Art

Japan's postwar aesthetics: compelling if not confusing

by Matthew Larking

Contributing Writer

While painting is preeminent in the 90-odd works shown in “Collection: The Aesthetics of Contemporary Japan” at the National Museum of Art, Osaka (NMAO), it is mostly peripheral to the better-known Japanese aesthetic concepts.

There is none of the rustic simplicity of wabi-sabi, the court elegance of miyabi, the Edo city chic of iki or the more restrained sui of Kyoto comportment. Nor are there fathomless yūgen depths to plumb, or even the limited-use kawaii. Most Japanese aesthetic concepts are historical and art form-specific. Postwar Japanese painting, it seems, exists in an aesthetic concept vacuum.

All the better then that the NMAO’s exhibition nominally attempts to discern the “underlying presence of Japanese aesthetics in contemporary art.” But rather than probing analysis, some of what results is merely cultural nationalism. The exhibition overview, for example, touts: “All of the paintings share a uniquely Japanese sensibility that is unlike anything from the West.” And this despite the raucously insistent European-American parallels evident.

“Cultural Styles and Undercurrents,” “People and Society: Gazing into the Depths,” and “Images as Worldviews” are the partitioned sections. The first features some of the better-known names of Japanized abstraction. Isamu Noguchi’s “Black Sun” (1967-69) is a doughnut-like geometrical sculpture conflating the artist’s conceptions of life, land and universe. A similar circular form, though one less-than-perfect, also entranced painter Jiro Yoshihara in “Untitled” (1971). His conception of the expressiveness of form was in part inherited from calligrapher-painters who favored the expressive and abstracted formal power of kanji scripts over conventional lexical roles, like Yuichi Inoue, whose “Gutetsu (Throughgoing Folly)” (1956) is on display, and Morita Shiryu.

Society-related section two is the more compelling. Tatsuo Ikeda’s surrealist “Genealogy of Monsters” series (1955-56) broke away from the discredited social realism of wartime reportage painting. Sachiko Kazama is represented by one of her irresistible large-scale prints, “Brink! 60 floor building, beat up by prison Su Gamo” (2007), which references the Ikebukuro skyscraper that stands close to where war criminals were once housed. Also on show, is the work of photographer Ryuji Miyamoto, who elegantly documented the ruins of contemporary culture, including the upmarket “Hibiya Movie Theater, Tokyo” (1984/2006) that became dilapidated when the TV age was inaugurated and moviegoers chose to stay home.

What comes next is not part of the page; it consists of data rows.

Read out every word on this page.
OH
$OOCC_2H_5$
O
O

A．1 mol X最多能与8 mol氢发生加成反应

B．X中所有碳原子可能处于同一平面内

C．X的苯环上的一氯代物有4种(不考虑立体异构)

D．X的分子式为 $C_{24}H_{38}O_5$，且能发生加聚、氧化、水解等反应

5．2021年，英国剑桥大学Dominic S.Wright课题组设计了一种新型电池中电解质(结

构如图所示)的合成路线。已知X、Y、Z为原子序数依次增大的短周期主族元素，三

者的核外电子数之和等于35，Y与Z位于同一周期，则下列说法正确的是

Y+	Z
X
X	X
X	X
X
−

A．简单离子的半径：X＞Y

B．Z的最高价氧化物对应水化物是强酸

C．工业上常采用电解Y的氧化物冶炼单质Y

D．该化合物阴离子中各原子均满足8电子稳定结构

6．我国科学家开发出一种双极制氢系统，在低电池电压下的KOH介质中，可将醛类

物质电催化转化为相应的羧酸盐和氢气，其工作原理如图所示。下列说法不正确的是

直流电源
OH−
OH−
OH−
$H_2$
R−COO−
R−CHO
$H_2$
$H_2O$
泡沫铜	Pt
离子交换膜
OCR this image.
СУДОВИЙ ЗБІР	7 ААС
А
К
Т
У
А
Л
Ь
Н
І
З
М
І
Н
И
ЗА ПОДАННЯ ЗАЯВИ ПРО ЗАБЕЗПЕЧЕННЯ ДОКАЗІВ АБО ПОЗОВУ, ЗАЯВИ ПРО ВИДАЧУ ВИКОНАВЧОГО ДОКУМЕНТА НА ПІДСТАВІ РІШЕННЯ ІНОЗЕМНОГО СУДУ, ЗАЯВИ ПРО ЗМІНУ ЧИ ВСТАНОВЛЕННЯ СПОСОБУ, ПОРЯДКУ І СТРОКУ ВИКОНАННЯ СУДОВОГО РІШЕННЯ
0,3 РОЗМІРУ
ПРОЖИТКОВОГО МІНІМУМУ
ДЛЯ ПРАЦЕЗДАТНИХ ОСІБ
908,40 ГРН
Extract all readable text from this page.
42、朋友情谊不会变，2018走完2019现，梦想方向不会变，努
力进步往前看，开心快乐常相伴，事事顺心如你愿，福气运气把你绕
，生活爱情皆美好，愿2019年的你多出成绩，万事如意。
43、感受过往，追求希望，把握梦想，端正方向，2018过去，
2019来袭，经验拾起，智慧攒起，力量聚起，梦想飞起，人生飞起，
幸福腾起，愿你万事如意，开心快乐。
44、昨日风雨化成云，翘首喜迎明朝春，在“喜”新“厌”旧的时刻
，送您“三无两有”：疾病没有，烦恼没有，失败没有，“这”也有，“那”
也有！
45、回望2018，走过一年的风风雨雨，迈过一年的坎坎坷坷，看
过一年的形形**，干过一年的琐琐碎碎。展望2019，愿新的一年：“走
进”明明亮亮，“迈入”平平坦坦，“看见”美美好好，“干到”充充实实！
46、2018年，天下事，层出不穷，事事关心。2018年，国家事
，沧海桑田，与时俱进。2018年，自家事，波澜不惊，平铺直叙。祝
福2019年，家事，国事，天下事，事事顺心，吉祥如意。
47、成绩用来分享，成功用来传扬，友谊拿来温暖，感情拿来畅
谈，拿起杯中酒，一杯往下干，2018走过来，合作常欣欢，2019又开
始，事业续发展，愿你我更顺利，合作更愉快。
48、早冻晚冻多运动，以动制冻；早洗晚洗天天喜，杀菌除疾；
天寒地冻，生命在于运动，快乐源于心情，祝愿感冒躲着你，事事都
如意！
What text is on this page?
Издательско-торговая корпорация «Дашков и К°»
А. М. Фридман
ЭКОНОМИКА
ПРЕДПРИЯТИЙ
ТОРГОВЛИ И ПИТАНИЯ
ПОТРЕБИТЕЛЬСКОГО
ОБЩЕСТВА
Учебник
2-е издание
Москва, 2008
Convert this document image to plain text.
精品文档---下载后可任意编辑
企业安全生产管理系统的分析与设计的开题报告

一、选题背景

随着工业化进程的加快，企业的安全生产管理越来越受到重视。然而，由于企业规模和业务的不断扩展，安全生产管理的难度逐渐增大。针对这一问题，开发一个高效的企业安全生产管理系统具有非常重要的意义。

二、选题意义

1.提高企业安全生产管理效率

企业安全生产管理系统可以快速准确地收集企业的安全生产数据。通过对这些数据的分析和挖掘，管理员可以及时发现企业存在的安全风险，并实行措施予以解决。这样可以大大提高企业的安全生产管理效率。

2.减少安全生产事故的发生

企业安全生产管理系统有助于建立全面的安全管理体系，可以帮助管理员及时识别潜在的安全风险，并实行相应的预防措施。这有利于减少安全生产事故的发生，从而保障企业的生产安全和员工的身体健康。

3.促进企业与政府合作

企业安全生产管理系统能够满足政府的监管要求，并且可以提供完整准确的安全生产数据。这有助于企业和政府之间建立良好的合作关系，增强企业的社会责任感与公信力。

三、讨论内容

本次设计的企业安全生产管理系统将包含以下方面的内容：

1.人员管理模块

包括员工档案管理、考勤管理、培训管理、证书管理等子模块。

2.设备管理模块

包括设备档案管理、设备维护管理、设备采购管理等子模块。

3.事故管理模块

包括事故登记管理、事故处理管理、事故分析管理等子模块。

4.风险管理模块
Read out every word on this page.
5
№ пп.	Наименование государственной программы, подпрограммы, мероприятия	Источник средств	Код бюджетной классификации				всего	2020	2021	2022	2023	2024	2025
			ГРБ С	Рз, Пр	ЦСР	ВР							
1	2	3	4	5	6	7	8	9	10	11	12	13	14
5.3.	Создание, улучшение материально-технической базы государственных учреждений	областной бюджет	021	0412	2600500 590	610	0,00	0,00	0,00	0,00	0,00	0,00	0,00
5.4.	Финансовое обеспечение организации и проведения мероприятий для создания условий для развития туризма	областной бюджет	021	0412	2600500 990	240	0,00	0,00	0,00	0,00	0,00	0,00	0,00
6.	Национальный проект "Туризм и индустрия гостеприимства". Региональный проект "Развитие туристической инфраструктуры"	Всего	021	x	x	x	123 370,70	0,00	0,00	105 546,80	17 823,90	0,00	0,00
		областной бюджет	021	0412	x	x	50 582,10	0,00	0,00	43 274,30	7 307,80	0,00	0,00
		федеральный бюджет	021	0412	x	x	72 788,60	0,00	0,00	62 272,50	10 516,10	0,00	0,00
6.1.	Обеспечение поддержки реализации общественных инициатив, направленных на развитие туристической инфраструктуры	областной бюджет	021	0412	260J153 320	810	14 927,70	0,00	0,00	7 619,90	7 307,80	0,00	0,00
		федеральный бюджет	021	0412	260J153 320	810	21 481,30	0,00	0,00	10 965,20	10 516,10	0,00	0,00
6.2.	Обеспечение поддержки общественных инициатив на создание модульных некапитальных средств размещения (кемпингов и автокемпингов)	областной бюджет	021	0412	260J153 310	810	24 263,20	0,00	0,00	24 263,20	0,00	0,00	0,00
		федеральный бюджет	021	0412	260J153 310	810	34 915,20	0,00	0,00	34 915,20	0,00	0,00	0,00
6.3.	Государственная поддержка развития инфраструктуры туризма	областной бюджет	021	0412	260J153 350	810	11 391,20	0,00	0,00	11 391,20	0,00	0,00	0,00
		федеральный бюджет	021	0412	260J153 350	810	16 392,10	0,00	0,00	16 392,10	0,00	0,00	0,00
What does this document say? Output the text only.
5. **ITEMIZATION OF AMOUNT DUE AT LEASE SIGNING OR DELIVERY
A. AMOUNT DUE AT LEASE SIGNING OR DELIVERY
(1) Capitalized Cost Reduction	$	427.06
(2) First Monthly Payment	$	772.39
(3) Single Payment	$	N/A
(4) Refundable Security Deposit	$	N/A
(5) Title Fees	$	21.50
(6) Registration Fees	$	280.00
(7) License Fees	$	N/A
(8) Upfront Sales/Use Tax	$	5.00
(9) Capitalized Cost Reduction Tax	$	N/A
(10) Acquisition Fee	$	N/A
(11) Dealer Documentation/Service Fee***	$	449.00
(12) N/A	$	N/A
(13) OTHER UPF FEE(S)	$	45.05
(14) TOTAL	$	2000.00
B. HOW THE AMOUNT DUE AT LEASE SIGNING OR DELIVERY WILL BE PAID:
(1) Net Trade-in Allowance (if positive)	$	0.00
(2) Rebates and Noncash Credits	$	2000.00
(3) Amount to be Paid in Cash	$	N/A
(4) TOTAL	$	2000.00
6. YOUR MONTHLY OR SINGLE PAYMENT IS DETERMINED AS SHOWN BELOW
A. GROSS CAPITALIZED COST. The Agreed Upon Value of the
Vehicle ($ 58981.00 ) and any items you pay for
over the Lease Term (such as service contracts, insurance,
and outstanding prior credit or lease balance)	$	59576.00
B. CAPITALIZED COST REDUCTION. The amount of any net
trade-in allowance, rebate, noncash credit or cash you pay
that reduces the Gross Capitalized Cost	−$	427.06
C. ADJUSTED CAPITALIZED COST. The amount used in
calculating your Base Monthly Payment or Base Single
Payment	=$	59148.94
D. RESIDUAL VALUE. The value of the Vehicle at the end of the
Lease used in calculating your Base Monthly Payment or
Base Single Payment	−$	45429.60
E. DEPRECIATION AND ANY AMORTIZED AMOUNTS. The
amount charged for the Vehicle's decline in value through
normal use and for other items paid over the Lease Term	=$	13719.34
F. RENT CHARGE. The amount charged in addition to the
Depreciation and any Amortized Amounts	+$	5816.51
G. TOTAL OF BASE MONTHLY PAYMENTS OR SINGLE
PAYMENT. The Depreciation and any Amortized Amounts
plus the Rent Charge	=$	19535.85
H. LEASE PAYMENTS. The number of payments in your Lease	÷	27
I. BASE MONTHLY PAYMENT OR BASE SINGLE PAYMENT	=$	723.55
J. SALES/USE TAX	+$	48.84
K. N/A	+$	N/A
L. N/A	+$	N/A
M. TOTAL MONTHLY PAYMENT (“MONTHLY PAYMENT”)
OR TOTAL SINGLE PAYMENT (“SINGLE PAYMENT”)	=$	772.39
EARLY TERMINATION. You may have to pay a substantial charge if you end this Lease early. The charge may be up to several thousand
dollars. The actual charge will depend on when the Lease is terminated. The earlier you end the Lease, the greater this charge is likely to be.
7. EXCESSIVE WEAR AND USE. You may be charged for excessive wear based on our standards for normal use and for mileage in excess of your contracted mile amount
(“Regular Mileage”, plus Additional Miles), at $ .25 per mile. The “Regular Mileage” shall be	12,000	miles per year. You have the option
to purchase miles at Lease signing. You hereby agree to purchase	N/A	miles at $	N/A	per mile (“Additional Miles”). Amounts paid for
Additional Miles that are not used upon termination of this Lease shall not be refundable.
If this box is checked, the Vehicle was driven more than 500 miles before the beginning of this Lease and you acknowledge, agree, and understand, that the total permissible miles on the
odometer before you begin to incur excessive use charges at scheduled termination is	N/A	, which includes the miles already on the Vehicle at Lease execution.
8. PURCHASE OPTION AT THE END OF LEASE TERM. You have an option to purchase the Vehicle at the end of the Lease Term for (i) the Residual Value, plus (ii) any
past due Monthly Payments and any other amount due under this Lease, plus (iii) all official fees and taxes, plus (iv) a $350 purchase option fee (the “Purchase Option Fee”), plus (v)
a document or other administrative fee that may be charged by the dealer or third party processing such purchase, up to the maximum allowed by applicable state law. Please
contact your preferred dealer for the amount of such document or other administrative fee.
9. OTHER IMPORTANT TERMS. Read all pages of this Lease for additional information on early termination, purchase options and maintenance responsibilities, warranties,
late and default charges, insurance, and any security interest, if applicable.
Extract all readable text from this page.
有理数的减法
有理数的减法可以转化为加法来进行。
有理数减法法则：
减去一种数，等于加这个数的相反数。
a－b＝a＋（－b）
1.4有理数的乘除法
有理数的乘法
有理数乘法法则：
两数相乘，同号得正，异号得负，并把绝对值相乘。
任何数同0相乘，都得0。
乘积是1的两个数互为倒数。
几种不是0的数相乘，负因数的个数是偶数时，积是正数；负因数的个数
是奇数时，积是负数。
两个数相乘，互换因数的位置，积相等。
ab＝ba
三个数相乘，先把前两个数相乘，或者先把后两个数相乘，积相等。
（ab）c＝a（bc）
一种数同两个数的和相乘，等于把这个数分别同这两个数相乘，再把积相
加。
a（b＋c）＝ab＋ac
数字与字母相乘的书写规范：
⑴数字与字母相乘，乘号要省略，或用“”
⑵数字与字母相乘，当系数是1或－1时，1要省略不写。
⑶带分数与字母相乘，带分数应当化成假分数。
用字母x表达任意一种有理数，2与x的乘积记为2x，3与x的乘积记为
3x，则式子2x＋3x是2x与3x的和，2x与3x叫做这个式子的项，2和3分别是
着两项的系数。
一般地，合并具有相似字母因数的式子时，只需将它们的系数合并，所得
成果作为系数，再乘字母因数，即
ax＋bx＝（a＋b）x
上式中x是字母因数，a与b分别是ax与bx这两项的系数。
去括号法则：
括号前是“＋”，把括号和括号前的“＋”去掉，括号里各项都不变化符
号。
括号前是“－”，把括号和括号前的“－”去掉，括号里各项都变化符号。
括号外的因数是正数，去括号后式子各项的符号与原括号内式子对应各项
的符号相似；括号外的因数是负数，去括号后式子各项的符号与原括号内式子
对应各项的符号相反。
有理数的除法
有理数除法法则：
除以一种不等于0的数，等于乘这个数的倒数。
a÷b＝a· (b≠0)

The final section introduces recent abstract and figurative painting blends, with works such as Koji Sagawa’s ostensibly abstract minimalism of “A Semi-Plane Mass of Trees No.7,” which turns into a kind of reflective natural landscape. Takanobu Kobayashi, whose early career was spent painting submarines as his alter ego, later produced the massively scaled and seeming emotional relief animal of “House Dog” (1995), while whimsical fantasy inspires the pictorial world of Kyoko Murase’s “Yukinoue” (2009).

This exhibition is ultimately a truncated reprise of the museum’s more extensive 2010 “Garden of Japanese Painting — Japanese Art of the 00s” and its concurrent “Collection 3: Japanese Art 1950-2010.” The same painters are there, as are many of the same works. The selection is at moments, however, compelling.

What aesthetic currents are being outed here, though, is anyone’s guess. If art can function as the mirror of an age, then this one is broken and its fragments kaleidoscopic.